La storia di "It's coming home"
L'inno perfetto per descrivere come la cultura inglese interpreta il calcio
08 Luglio 2021
Le cose certe di questa incredibile edizione di EURO 2020 sono poche, ma tra queste c'è la solidità dell'Italia di Roberto Mancini, la bellezza romantica nel rivedere gli stadi pieni e nel risentire i boati degli stadi e il classico tormentone inglese "It's coming home". Si sente praticamente ovunque tra i viali attorno a Wembley, nei pub inglesi ma anche nelle strade che portavano all'Olimpico di Roma, dove i Tre Leoni hanno raggiunto la semifinale. La storia che c'è dietro uno dei più longevi inni non ufficiali di una nazionale è tanto incredibile quanto legata strettamente legata alla cultura sportiva inglese, descritta magnificamente da FourFourTwo. La prosa di Gary Parkinson analizza verso per verso la canzone che nel 1996 - anno dell'edizione degli Europei in Inghilterra - scrissero due comici inglesi come David Baddiel e Frank Skinner sulle note dei Lightning Seeds.
Storia che sintetizza anche Gareth Southgate, condottiero di questa nuova wave inglese, che in conferenza stampa ammette che "Non abbiamo una storia calcistica positiva come crediamo. Non siamo mai stati in finale agli Europei, loro hanno un Europeo e sono abbastanza vecchio da ricordarlo. Hanno fatto più di quello che abbiamo fatto noi nella storia e questo aspetto la gente tende a dimenticarlo". Un sentimento di nostalgia, quello cantanti in "It's coming home" che però poggia su narrazioni distanti dalla realtà, perché escluso il mondiale del 1966, la nazionale inglese non ha mai dato l'impressione di essere vicina ad un traguardo importante.
La definizione di "estasi dell'agonia" è la migliore che si possa trovare, in quello che è un inno all'identità e al senso di appartenenza, ma anche un grido di disperazione e di pessimismo vista e considerata la maledizione che dal 1966 incombe sui risultati della nazionale inglese. "Aggrapparsi alla quiete della disperazione è il metodo inglese" citando Time dei Pink Floyd ed è la fotografia di come la cultura calcistica inglese vive la nazionale, le sconfitte accumulate in tutti questi anni e le delusioni che si sono susseguite torneo dopo torneo, partita dopo partita. Il pessimismo cosmico dei britannici è una caratteristica riconosciuta in tutto il mondo e il calcio esaspera questo concetto, vivendo "non con la negatività assoluta ma piuttosto con il solito leggero sconcerto che le andranno in un certo modo".

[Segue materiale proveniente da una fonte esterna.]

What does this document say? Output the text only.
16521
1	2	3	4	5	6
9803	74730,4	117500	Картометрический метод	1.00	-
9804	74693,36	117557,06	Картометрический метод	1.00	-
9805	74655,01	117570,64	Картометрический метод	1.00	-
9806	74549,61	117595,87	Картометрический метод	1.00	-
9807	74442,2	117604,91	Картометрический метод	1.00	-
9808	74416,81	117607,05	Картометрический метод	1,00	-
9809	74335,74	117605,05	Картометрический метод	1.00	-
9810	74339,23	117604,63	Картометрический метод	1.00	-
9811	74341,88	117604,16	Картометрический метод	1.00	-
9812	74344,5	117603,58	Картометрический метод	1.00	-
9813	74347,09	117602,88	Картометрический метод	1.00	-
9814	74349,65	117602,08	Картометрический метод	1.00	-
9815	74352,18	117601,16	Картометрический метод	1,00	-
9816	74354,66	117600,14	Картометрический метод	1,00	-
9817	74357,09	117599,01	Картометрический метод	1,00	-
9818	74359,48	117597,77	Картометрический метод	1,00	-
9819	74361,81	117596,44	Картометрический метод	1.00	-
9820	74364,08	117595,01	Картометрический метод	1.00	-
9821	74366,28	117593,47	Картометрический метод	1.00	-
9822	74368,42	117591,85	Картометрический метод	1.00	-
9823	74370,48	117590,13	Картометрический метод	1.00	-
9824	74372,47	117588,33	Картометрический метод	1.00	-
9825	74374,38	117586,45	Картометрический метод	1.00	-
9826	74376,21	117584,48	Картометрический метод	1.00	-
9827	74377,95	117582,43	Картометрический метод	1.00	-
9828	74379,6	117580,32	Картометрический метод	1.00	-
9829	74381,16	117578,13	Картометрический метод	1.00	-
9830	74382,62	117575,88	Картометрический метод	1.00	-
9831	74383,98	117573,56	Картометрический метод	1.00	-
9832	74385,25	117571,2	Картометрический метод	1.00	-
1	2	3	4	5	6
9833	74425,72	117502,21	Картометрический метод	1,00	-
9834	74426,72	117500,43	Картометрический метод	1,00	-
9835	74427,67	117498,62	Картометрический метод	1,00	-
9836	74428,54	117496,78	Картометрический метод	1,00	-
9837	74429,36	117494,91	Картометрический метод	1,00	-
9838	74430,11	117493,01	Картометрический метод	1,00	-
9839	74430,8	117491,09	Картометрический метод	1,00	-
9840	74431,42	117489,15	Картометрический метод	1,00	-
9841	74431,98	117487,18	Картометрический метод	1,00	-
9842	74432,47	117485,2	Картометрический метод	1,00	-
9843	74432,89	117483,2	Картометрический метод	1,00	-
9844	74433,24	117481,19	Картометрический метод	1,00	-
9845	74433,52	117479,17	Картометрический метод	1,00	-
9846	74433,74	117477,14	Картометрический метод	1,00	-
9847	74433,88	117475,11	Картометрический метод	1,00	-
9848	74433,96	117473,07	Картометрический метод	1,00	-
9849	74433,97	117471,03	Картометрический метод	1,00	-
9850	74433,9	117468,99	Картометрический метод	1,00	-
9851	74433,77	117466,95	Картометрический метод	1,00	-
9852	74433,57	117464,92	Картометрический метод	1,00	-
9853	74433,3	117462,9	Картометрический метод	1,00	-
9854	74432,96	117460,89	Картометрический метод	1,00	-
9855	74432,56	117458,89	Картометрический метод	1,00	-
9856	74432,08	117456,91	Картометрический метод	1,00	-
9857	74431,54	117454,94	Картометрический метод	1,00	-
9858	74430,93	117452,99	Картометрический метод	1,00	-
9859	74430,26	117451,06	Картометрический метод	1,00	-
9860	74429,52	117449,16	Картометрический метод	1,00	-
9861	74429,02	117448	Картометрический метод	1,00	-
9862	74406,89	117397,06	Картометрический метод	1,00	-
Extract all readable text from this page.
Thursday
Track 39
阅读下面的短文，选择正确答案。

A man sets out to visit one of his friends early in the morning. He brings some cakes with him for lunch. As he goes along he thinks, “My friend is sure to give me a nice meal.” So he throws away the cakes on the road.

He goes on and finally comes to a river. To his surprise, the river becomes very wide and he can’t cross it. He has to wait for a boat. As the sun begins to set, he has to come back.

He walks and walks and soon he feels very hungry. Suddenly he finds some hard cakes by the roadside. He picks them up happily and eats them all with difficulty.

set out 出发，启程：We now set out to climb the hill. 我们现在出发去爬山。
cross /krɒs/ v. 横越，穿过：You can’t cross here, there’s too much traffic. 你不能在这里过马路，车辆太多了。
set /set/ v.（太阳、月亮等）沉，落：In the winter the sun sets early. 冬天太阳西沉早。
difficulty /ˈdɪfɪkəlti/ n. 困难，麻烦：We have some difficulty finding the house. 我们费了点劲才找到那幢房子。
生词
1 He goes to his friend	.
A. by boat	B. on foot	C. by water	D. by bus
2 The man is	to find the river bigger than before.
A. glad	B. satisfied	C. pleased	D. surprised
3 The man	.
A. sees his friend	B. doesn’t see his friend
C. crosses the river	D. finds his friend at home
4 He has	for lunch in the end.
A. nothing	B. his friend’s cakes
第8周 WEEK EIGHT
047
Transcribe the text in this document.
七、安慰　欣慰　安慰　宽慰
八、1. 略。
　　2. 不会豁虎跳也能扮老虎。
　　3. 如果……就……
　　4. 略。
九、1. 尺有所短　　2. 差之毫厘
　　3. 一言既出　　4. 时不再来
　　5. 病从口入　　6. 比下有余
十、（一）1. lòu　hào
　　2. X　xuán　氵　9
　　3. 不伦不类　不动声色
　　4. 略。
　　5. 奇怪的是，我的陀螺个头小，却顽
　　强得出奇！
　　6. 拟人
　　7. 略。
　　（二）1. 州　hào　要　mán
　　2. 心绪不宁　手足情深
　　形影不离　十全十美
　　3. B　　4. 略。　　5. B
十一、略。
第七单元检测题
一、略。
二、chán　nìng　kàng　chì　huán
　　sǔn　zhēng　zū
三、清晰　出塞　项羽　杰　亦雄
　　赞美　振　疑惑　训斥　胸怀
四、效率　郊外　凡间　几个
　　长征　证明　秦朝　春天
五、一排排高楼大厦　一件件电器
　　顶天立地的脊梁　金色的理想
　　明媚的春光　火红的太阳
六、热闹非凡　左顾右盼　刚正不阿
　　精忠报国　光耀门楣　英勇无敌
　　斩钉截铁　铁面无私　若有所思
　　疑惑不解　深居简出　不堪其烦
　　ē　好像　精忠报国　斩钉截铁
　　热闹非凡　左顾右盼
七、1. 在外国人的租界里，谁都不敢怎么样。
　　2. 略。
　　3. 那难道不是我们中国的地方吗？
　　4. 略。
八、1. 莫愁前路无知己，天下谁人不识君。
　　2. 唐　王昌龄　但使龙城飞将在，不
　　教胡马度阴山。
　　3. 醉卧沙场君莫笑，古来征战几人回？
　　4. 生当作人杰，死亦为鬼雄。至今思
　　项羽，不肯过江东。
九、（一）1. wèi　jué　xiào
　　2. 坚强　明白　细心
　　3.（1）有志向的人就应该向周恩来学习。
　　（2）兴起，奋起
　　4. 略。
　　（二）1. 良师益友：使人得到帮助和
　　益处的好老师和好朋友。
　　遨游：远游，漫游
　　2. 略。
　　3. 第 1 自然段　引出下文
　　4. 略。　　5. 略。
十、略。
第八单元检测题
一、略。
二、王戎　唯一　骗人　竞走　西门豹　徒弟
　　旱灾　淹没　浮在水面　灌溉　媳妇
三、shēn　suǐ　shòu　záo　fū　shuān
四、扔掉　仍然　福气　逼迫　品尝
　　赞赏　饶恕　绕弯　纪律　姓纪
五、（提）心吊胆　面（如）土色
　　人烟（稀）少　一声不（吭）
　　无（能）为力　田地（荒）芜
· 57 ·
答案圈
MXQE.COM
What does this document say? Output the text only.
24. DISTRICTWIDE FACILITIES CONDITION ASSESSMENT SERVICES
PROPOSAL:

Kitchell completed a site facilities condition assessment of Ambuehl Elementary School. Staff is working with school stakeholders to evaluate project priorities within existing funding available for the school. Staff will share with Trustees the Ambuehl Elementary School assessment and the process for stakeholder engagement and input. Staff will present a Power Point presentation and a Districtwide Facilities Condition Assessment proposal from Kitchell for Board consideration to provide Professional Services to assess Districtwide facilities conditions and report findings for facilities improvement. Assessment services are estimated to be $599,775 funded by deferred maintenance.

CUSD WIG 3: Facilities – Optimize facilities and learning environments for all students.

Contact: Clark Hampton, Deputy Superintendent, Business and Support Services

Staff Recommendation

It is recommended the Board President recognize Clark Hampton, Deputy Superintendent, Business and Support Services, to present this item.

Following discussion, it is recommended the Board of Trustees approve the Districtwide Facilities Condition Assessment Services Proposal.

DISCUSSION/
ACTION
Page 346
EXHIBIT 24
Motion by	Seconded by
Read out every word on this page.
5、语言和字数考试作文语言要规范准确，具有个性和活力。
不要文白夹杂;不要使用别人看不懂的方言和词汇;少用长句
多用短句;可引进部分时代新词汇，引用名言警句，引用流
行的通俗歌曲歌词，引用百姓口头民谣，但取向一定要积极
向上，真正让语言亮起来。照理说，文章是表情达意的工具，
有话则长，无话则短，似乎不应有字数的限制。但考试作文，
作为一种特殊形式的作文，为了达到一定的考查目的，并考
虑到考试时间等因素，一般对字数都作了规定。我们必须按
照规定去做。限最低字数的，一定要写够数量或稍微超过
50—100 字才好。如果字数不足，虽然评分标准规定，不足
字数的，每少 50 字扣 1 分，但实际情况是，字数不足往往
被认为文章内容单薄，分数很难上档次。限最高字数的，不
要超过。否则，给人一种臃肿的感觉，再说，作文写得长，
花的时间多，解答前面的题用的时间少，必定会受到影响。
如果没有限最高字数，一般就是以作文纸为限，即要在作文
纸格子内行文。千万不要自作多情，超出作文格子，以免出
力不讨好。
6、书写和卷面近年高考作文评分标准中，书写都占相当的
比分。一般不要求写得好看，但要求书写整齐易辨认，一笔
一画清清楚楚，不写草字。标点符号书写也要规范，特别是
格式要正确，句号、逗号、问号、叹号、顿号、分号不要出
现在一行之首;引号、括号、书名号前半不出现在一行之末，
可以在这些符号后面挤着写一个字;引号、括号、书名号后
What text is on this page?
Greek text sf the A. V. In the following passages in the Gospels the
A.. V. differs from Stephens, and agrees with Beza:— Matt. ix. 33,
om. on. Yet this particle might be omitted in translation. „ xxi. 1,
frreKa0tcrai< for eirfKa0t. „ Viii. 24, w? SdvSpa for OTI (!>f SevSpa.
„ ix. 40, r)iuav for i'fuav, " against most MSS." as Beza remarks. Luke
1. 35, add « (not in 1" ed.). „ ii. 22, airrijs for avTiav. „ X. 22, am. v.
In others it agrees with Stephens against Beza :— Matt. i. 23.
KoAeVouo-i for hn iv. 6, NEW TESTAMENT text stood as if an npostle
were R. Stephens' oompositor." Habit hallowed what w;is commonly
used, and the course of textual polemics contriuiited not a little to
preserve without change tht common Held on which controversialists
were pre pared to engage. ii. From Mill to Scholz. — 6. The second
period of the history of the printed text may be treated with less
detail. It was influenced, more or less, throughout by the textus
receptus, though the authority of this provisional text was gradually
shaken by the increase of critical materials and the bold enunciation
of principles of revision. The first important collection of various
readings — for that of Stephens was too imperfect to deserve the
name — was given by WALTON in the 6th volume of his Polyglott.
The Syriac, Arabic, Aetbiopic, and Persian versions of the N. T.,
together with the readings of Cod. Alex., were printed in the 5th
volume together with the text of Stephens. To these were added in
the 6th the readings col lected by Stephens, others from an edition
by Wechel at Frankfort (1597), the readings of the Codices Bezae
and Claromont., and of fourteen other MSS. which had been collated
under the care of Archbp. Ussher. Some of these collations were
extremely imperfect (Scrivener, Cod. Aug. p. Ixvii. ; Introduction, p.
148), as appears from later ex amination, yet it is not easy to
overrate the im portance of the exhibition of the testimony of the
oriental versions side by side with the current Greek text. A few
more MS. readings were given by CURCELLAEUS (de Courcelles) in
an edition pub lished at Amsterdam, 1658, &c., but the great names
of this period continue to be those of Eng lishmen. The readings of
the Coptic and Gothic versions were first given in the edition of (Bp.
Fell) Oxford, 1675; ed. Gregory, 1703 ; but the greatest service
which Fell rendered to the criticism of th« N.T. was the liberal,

Ma i tempi del pessimismo, della rassegnazione e dell'attesa di un esito che sembra essere scontato stanno finendo. La nazionale di Gareth Southgate ha riacceso un Paese intero, restando sulle note di "It's coming home, It's coming, Football's coming home" vista anche la finale nel tempio del calcio di Wembley. I tempi sembrano maturi per "far tornare a casa il calcio" sotto forma di coppa e la fiducia sembra essere in vantaggio su quel disfattismo che accompagna i Three Lions da anni.
Sterling, Kane, Stones, Grealish sembrano aver tracciato una strada diversa ad EURO 2020, distante da quei "trent'anni di dolore" (Thirty years of hurt) che raccontano i Lightning Seeds. Ma c'è sempre da ricordare che "ognuno sente di sapere già il risultato, l'hanno già visto prima e sanno che l'Inghilterra la butterà via" (Everyone seems to know the score, they've seen it all before, they just know, they′re so sure that England's gonna throw it away). C'è tutta la cultura calcistica inglese in quattro semplici parole: la consapevolezza di essere i favoriti per poi tradire le aspettative, la rassegnazione nel sapere che ci sarà un'altra delusione, lo sconcerto preannunciato di una sconfitta imminente.
Il jingle autoironico che ha cambiato la percezione del football inglese non è mai cambiato negli anni e anche in questa nuova scalata sta accompagnando gli inglesi. Loro sperano di riuscire ad invertire la rotta, noi invece vogliamo che resti un fantastico inno culturale del "beautiful game" che dal 1996 racconta la condizione di milioni di tifosi inglesi.